The Mystery of the Trinity

Mad is he who hopes that our reason can go down the infinite path taken by one substance in three persons. Be content, human kind, with the quia.  Dante, Purgatory, iii 34-37

I am a reasonably intelligent person (although I am quite capable of being a dunce at any given moment). I read substantial books in the fields of philosophy, theology, literature, history, spirituality, and leadership. I think (analyze, critique, synthesize) and reflect (pray, discern, imagine). I give quite a bit of my daily time to these activities.

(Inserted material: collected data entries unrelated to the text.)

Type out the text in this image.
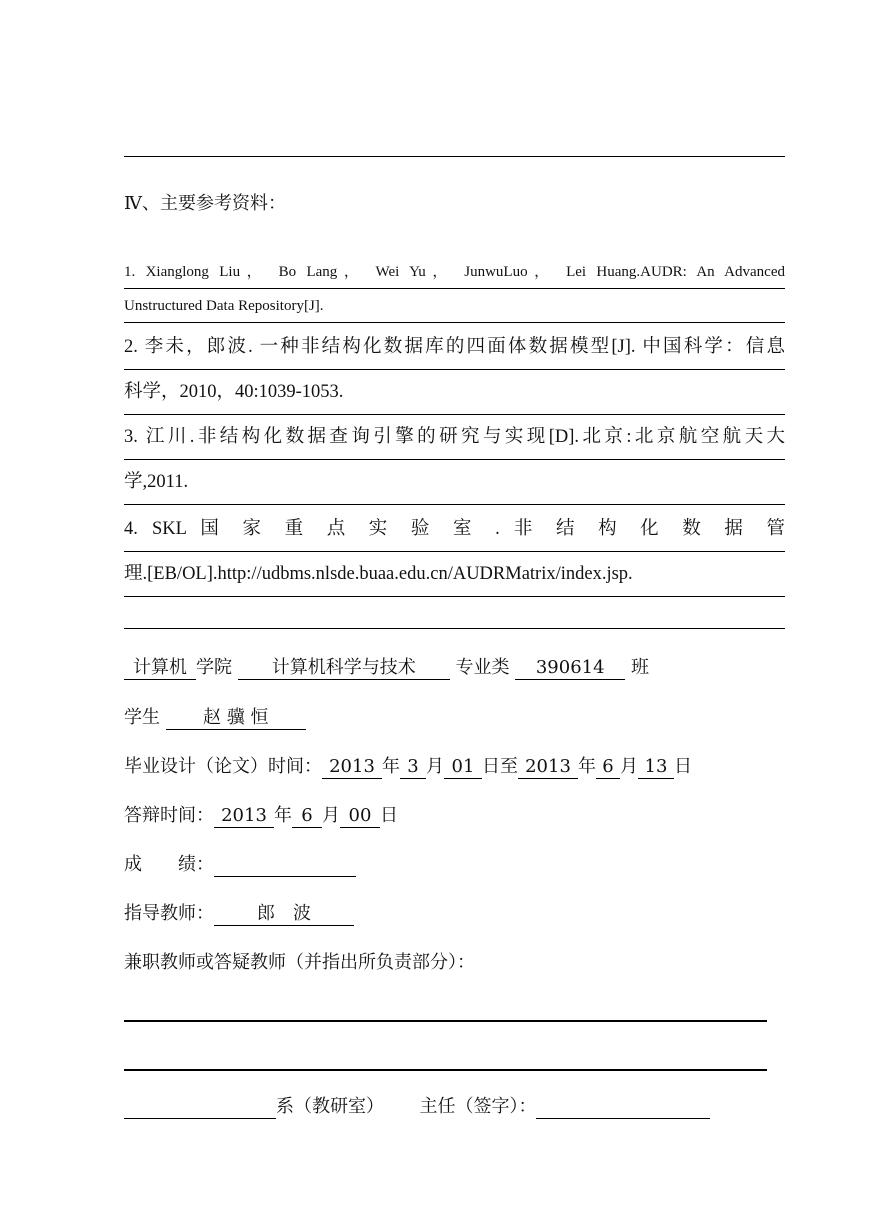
Ⅳ、主要参考资料：
1. Xianglong Liu， Bo Lang， Wei Yu， JunwuLuo， Lei Huang.AUDR: An Advanced
Unstructured Data Repository[J].
2. 李未，郎波. 一种非结构化数据库的四面体数据模型[J]. 中国科学：信息
科学，2010，40:1039-1053.
3. 江川.非结构化数据查询引擎的研究与实现[D].北京:北京航空航天大
学,2011.
4. SKL 国 家 重 点 实 验 室 . 非 结 构 化 数 据 管
理.[EB/OL].http://udbms.nlsde.buaa.edu.cn/AUDRMatrix/index.jsp.
计算机 学院 计算机科学与技术 专业类 390614 班
学生 赵 骥 恒
毕业设计（论文）时间： 2013 年 3 月 01 日至 2013 年 6 月 13 日
答辩时间： 2013 年 6 月 00 日
成　　绩：
指导教师： 郎　波
兼职教师或答疑教师（并指出所负责部分）：
系（教研室） 主任（签字）：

I like to figure things out. 
Interpretation and discernment (making sense and meaning) and helping others understand and align to wisdom, is my vocation.

I also love mystery.
There is a mystical tone that flavors and colors my soul (a mashup of metaphors).

Concerning the supremely important TRUTHS that matter most, while I use my mind to think and reflect so I may understand and engage those truths, still, I can only go so far. There comes a point when faith, love, hope, trust, acceptance, surrender, fidelity must swell up and say yes. 

Such is true for the TRINITY, God who is one God, one nature, yet three persons.
Such is true for JESUS, the second person in the Trinity who is fully God and fully human.

Dante, the poet who did for the Italian language, what Shakespeare did for the English language, tells us we who are reasoning humans, must be content with the QUIA.

QUIA is a Latin word and it means BECAUSE.
It also means NOT COMPARABLE.
We could just say, QUIA means:  it is what it is.

Be content, human kind, with the I AM WHO I AM
because the incomparable one IS WHO HE IS.

Beyond this, reason cannot go.

There are more things indeed, in heaven and earth, than are dreamt of or understood in most of our theologies.

For me, this is not a frustration, but rather, a great joy, a great wonder, and it leads me to worship.